Can you tell me more about your decision to put Darcy in Hufflepuff? I am a Hufflepuff-identifying person who is often awkward and sometimes rude, but my reasoning is that I value kindness and honor over everything else, even if I am unintentionally unkind sometimes. I'm wondering if your reasoning for Darcy was similar, or if he just didn't fit anywhere else.
Certainly! Darcy as a Hufflepuff was a very deliberate choice on my part, because I think he does exemplify some of the better qualities of the house. Some have said he’s a Gryffindor, but I think that’s the knee-jerk urge to put any hero in the “heroic” house; but just because Gryffindors are known for their bravery doesn’t mean no-one else can ever do anything brave.
I think what I had to look at was what I felt the overall strongest positive traits were in Darcy, and despite his awkward ways, his deepest character element seems to be his loyalty. Even when he does wrong (separating Bingley and Jane) he does truly believe that he is doing what is best for his good friend. Later, even when he feels he must no longer have any real chance with Elizabeth, he keeps faith with her enough to perform a great and selfless service to her and her family, without ever asking for recognition or reward.
There’s a tendency to treat Hufflepuff as the Nice House, which I think does a disservice to people in general, really, because people can’t be categorized so neatly. (Except Jane and Bingley who are ANGELS but they are outliers and should not have been counted.) In every house there are examples of how their major traits can lead people into wrong choices and actions–Gryffindor’s bravery leading to reckless stupidity; Ravenclaw’s intelligence leading them to be too cerebral and unconnected; Slytherin’s ambitions leading them to brush aside anything which does not serve their purpose; and Hufflepuff’s loyalty and hard-work ethic perhaps leading to a kind of single-minded pride which may cause hurt to others.
Darcy is very careful–particularly after the incident with Georgiana, and in his own nature, he is not inclined to take risks. His proposal to Elizabeth is almost as much of a shock to him as it is to her. He’s a conscientious master of Pemberley, well-regarded by his employees and tenants, which speaks to his work-ethic as the manager of such a vast and important estate. Even after his rejection by Lizzy, he works to change himself, if only for the sake of acknowledging that She Had A Point. He does not initially expect to win her after such a rebuke as she left him with.
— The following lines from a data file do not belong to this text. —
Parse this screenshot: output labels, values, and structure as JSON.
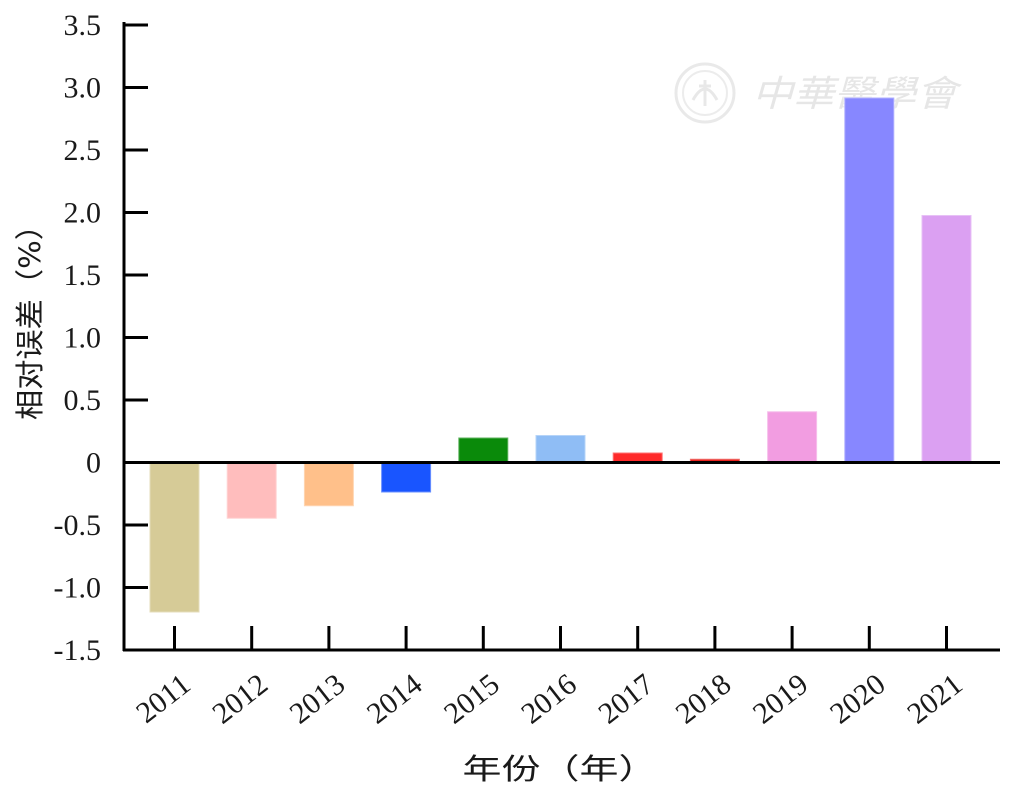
{
  "watermark": {
    "text": "中華醫學會",
    "color": "#e4e4e4"
  },
  "chart_data": {
    "type": "bar",
    "title": "",
    "xlabel": "年份（年）",
    "ylabel": "相对误差（%）",
    "ylim": [
      -1.5,
      3.5
    ],
    "yticks": [
      3.5,
      3.0,
      2.5,
      2.0,
      1.5,
      1.0,
      0.5,
      0,
      -0.5,
      -1.0,
      -1.5
    ],
    "ytick_labels": [
      "3.5",
      "3.0",
      "2.5",
      "2.0",
      "1.5",
      "1.0",
      "0.5",
      "0",
      "-0.5",
      "-1.0",
      "-1.5"
    ],
    "categories": [
      "2011",
      "2012",
      "2013",
      "2014",
      "2015",
      "2016",
      "2017",
      "2018",
      "2019",
      "2020",
      "2021"
    ],
    "values": [
      -1.2,
      -0.45,
      -0.35,
      -0.24,
      0.2,
      0.22,
      0.08,
      0.03,
      0.41,
      2.92,
      1.98
    ],
    "colors": [
      "#d6cb97",
      "#ffbdbd",
      "#ffc08a",
      "#1955ff",
      "#0a8a0a",
      "#8fbdf5",
      "#ff2a2a",
      "#e8231e",
      "#f29de1",
      "#8787ff",
      "#dba0f2"
    ],
    "grid": false,
    "legend": "none"
  }
}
His honour forces him to delicately explain the truth of what happened with Wickham, as well as what happened with Bingley, and his honest involvement in it. He explains his motivation, there, without trying to soften what he did–only laying out the bare facts and what he had understood, even if he was wrong. Elizabeth, still in a rage on Jane’s behalf, cannot at first even acknowledge that, yeah, okay, her mother totally gave the impression that the girls were after rich husbands, and Jane herself is a touch too diffident when it comes to showing her true feelings towards Bingley in public, besides being A Friend to All making it very hard to read when she actually really really likes someone because she acts like she already really really likes everyone.
All this to say that Darcy is, to my mind, one of the huffliest puffs.